Internasional
Aktivis Palestina Mendarat di Prancis, Setelah Dibebaskan dari Penjara Mesir
Aktivis Mesir-Palestina Ramy Shaath tiba di Prancis setelah hampir dua setengah tahun ditahan di Mesir.
SERAMBINEWS.COM, PARIS - Aktivis Mesir-Palestina Ramy Shaath tiba di Prancis setelah hampir dua setengah tahun ditahan di Mesir.
Keluarganya mengatakan dia harus melepaskan kewarganegaraan Mesir.
Pria berusia 48 tahun itu menjadi tokoh pemberontakan 2011 di Mesir dan koordinator gerakan Boikot, Divestasi dan Sanksi terhadap Israel.
Seorang koresponden AFP melihat aktivis itu berjalan keluar dari Bandara Charles De Gaulle di luar Paris bersama istrinya yang berkebangsaan Prancis, Celine Lebrun.
Shaath mengatakan akhirnya bebas itu sedikit berlebihan.
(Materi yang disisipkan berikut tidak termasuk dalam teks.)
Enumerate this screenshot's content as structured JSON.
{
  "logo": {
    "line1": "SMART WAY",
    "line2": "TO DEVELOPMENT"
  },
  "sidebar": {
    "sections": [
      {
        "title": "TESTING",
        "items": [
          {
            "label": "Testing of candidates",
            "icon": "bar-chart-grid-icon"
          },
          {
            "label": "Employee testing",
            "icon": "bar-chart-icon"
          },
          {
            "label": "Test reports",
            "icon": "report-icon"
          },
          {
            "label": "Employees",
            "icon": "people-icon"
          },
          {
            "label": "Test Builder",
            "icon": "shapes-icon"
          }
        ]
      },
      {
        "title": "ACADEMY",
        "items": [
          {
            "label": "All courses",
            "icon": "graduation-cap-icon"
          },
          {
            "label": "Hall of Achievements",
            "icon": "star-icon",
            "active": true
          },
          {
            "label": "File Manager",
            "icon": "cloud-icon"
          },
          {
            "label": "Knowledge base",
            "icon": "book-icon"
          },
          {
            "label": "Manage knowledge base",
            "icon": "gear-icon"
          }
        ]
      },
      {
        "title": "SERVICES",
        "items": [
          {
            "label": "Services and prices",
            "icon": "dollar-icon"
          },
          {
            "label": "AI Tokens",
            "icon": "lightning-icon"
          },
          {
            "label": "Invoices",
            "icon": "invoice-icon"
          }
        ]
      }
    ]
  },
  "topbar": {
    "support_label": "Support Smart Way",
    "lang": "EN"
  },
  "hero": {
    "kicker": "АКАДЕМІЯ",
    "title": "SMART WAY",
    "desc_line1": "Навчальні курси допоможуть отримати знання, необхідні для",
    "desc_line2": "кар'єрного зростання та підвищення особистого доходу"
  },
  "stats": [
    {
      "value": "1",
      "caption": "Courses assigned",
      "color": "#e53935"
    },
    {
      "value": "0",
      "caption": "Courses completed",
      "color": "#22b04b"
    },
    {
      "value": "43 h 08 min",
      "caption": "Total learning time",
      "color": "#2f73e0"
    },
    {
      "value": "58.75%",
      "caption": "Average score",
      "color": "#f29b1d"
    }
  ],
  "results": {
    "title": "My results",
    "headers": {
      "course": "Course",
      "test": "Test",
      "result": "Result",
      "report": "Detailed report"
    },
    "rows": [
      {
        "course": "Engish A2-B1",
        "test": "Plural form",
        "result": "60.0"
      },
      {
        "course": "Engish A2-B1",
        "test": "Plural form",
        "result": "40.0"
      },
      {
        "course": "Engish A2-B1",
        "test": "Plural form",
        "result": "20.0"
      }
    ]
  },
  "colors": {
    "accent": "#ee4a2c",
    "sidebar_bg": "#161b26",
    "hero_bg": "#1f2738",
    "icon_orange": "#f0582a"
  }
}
"Saya menghabiskan dua setengah tahun terakhir di antara beberapa penjara," ujarnya.
"Beberapa tempat penghilangan paksa, beberapa dari mereka di bawah tanah," tambahnya.
"Beberapa dari mereka sendiri, diperlakukan dengan sangat tidak manusiawi," jelasnya.
Baca juga: Pengadilan Mesir Hukum Mati Pembunuh Jalanan Mengerikan, Memenggal dan Membawa Kepala Korban
Keluarganya mengatakan sebelumnya putra politisi veteran Palestina Nabil Shaath sedang dalam perjalanan ke Paris.
Dia menambahkan mereka lega dan gembira atas pembebasannya setelah 900 hari penahanan sewenang-wenang oleh orang Mesir.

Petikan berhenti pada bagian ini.